[Date Prev][Date Next][Thread Prev][Thread Next][Date Index][Thread Index]
Re: [Qemu-devel] [PATCH] bitops: provide an inline implementation of fin
From: |
Aurelien Jarno |
Subject: |
Re: [Qemu-devel] [PATCH] bitops: provide an inline implementation of find_first_bit |
Date: |
Fri, 20 Jun 2014 11:43:55 +0200 |
User-agent: |
Mutt/1.5.21 (2010-09-15) |
On Fri, Jun 20, 2014 at 10:58:31AM +0200, Paolo Bonzini wrote:
> Il 20/06/2014 10:48, Aurelien Jarno ha scritto:
> >In practice on x86_64, this function takes 27 instructions in the
> >general case, and 18 instructions in the fixed case, even for big
> >sizes. I therefore think that checking if the size is constant is a good
> >idea, but we should not make any test on the size itself and trust the
> >compiler to correctly decide if the loop should be unrolled or not.
>
> But if the size is large enough that the compiler will (likely) not
> unroll the function, then it should pay off to use the more
> optimized code in find_next_bit.
The point there is that given find_next_bit is a generalized version of
find_first_bit, it is actually slower. I originally noticed that by
running profiling tools and noticing this function appeared relatively
high for what it is supposed to do.
> This of course is unless you expect find_first_bit to return a small
> value and not be used in a loop; and dually expect find_next_bit's
> usage to be more like walking sparser bitmaps in a loop.

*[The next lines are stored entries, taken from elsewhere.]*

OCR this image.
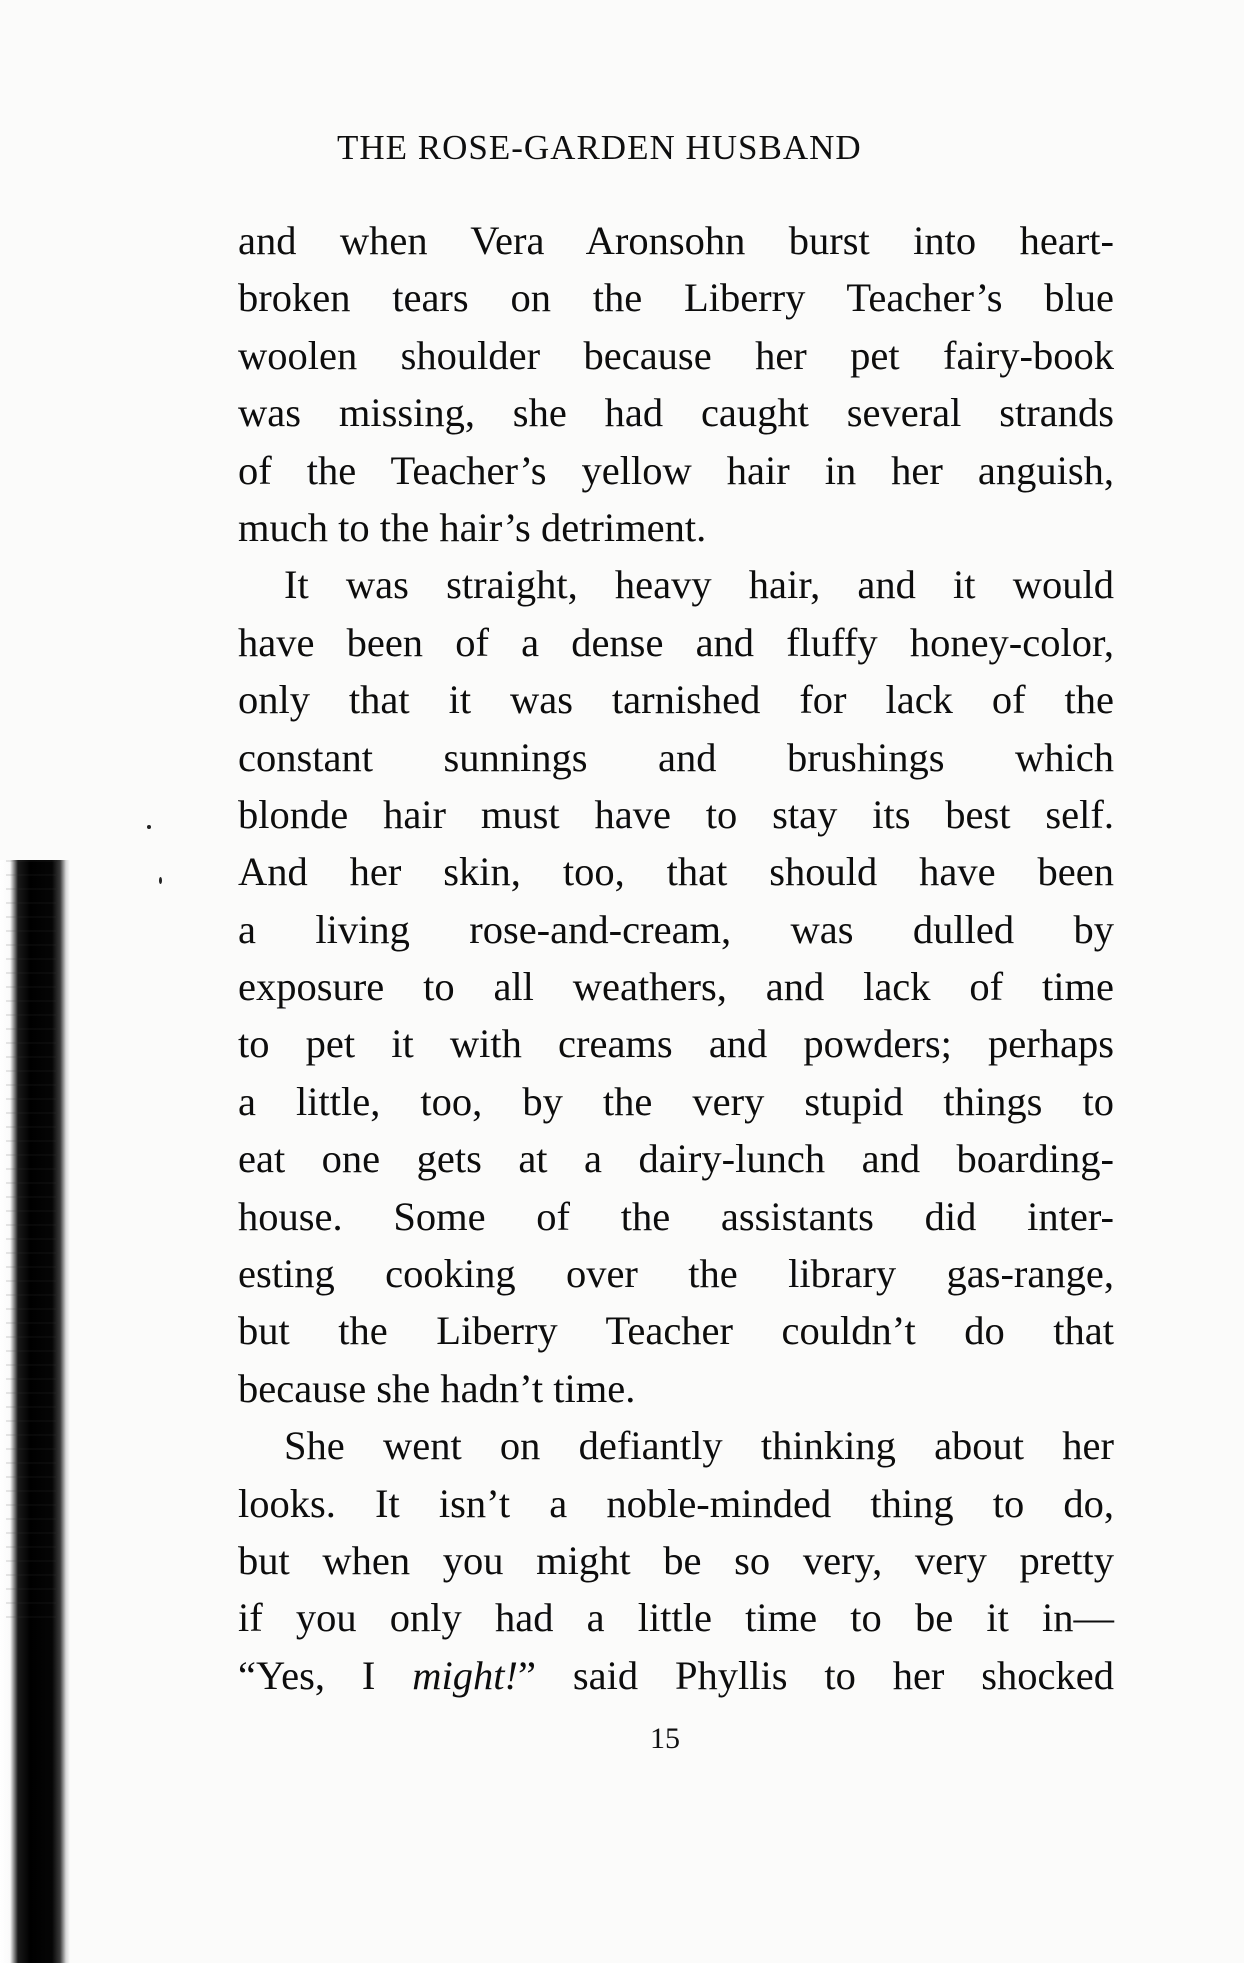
THE ROSE-GARDEN HUSBAND
and when Vera Aronsohn burst into heart-
broken tears on the Liberry Teacher’s blue
woolen shoulder because her pet fairy-book
was missing, she had caught several strands
of the Teacher’s yellow hair in her anguish,
much to the hair’s detriment.
It was straight, heavy hair, and it would
have been of a dense and fluffy honey-color,
only that it was tarnished for lack of the
constant sunnings and brushings which
blonde hair must have to stay its best self.
And her skin, too, that should have been
a living rose-and-cream, was dulled by
exposure to all weathers, and lack of time
to pet it with creams and powders; perhaps
a little, too, by the very stupid things to
eat one gets at a dairy-lunch and boarding-
house. Some of the assistants did inter-
esting cooking over the library gas-range,
but the Liberry Teacher couldn’t do that
because she hadn’t time.
She went on defiantly thinking about her
looks. It isn’t a noble-minded thing to do,
but when you might be so very, very pretty
if you only had a little time to be it in—
“Yes, I might!” said Phyllis to her shocked
15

I think that's the point. In the TCG case, this is used to map the
temp allocation to answer the question "give me a free temp". That said
people might invent new usages.
> This actually makes sense, and then there's no need to change anything.
>
> Paolo
>
--
Aurelien Jarno GPG: 4096R/1DDD8C9B
address@hidden http://www.aurel32.net